Tonight's conversation isn't about ideology either.
It's not about the rights and wrongs of democracy versus communism versus socialism or totalitarianism, regimes like those of Cuba.
And it isn't about choosing sides in a moral debate that ignores reality, which we are seeing so much on social media and also mainstream.
It's about policy that works.
The United States has clear and legal authority.
The United States has legitimate national security reasons to sanction the Cuban government.
The authority is grounded in law, reinforced by decades of bipartisan policy and justified by Havana's alignment with the hostile actors and its repression of its own people.
But sanctions are not a moral position. They are a strategic tool. And that tool that causes widespread civilian suffering without producing reform must be re examined, not abandoned, but redefined.
Cuba's energy crisis did not begin with US pressure. The blackouts were already lasting up to 15 hour days, even when Venezuelan oil was still arriving.
That tells us something important. The crisis is structural, systemic and longstanding.
Pressure alone does not fix a broken system. And humanitarian concern alone does not change the political behavior.

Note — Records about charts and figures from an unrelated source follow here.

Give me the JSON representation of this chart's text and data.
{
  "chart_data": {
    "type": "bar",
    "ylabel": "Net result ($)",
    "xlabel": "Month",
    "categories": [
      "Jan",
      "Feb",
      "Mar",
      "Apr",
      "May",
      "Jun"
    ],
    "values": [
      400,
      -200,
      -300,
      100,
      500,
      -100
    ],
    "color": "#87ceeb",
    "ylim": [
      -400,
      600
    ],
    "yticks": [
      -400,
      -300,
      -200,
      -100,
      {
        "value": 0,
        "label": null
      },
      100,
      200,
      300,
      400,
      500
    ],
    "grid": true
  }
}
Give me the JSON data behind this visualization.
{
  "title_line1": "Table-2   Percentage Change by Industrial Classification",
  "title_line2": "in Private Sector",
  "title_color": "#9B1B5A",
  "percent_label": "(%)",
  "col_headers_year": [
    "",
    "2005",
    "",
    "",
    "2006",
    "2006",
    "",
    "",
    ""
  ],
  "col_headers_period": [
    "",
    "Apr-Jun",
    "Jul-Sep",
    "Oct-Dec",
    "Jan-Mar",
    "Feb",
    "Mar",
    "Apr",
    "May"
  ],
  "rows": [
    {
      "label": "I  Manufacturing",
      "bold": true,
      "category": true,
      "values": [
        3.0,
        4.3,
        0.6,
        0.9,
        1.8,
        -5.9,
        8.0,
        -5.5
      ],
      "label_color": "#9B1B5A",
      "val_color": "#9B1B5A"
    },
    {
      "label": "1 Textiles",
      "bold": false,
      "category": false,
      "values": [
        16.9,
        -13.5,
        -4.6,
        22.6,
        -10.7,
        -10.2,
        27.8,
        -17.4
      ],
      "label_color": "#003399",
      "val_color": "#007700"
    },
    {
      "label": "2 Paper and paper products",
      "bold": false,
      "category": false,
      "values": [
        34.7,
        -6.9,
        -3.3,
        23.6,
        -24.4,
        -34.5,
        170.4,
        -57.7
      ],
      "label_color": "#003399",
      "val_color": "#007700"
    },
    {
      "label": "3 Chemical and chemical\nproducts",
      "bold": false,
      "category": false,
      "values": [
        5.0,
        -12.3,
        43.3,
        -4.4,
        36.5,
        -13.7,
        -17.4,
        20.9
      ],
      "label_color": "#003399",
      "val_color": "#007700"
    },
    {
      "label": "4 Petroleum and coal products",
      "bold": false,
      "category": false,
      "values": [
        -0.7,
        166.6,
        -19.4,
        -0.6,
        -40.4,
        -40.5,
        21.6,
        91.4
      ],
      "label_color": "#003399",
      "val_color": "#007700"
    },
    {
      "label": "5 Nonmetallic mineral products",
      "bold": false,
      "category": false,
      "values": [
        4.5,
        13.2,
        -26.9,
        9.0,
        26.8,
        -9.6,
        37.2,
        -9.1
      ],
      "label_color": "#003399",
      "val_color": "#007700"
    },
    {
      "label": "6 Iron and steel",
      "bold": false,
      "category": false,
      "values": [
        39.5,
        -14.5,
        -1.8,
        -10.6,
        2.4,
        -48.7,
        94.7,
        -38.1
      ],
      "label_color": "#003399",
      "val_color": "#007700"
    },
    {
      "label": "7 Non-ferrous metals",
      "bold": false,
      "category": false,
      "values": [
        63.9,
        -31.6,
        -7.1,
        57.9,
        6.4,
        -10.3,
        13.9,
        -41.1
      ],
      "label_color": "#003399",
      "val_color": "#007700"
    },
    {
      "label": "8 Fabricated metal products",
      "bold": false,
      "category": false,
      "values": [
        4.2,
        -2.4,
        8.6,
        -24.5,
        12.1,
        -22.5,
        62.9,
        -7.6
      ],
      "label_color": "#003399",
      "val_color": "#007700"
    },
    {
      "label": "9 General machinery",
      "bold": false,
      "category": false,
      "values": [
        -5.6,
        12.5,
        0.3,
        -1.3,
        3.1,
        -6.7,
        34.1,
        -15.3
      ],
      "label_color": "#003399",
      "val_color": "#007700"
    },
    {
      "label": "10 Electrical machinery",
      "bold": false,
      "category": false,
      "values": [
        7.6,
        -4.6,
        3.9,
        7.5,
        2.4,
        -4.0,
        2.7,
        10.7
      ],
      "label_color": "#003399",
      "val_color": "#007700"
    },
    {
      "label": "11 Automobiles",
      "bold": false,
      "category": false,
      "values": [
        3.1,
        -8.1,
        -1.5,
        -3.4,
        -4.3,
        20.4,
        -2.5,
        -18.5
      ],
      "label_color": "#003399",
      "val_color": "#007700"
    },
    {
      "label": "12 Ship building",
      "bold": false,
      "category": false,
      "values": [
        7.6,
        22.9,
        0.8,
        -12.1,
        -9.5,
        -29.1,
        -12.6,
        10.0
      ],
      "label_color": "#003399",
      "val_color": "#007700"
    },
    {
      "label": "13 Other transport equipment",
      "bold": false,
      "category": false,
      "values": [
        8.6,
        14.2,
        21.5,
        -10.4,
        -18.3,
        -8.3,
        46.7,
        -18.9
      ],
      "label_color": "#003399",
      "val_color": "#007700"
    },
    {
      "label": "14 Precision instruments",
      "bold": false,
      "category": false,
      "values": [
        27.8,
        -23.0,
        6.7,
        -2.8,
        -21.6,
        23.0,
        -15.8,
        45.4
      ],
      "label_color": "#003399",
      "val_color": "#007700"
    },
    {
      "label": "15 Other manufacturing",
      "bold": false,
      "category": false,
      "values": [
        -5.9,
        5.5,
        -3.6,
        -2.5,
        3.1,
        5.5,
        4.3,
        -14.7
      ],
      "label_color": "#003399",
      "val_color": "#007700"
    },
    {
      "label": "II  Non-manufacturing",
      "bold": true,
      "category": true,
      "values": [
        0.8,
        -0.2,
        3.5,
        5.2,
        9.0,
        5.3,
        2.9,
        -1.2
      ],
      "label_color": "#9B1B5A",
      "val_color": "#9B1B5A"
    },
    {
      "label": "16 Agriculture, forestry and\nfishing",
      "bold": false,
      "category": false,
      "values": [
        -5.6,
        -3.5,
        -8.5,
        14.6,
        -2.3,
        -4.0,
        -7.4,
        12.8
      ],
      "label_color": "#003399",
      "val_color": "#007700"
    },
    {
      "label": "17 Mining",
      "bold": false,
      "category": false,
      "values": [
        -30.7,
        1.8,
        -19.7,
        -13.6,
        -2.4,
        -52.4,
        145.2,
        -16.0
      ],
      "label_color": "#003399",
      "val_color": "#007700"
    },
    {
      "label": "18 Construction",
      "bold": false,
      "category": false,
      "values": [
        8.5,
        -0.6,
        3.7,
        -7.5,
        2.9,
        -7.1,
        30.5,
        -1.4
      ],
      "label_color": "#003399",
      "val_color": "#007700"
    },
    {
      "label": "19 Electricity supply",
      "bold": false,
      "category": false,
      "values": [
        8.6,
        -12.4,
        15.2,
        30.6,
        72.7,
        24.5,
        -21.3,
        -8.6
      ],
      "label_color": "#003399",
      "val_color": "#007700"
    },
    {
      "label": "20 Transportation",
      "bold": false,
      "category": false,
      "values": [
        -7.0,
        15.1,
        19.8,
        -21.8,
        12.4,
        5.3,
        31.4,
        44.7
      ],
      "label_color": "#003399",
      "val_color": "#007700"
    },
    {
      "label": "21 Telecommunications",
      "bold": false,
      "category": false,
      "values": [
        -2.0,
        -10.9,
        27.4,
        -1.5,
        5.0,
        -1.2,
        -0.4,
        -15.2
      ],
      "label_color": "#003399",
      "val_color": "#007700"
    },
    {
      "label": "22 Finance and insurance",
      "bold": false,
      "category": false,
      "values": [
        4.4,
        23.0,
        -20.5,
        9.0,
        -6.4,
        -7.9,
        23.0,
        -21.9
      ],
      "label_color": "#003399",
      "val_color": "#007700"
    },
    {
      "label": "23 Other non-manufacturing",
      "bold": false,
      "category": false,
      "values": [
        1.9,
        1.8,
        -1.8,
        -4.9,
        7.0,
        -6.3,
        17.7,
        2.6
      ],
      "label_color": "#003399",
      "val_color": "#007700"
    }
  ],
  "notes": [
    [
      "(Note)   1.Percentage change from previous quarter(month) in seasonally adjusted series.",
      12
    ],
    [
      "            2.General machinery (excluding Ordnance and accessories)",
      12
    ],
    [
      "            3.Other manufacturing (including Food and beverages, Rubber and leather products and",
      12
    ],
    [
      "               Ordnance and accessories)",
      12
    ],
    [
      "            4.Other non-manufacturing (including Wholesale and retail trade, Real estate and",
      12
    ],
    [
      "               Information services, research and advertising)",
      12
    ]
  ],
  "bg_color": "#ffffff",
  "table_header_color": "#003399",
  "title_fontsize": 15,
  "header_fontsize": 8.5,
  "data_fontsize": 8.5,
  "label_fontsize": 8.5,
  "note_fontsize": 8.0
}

The path forward requires precision, strategy, targeted pressure, clear benchmarks and safeguards for those that are most affected that prevent civilian collapse while maintaining leverage over the regime. This is not weakness. It is strategy. And strategy matters. Because when policy fails, it's not governments that pay the price. It's the people.
That's the reality. And that's why we keep asking the hard questions here on we the People. I wish you all a good night. I am your host, Alina Gonzalez Dachry.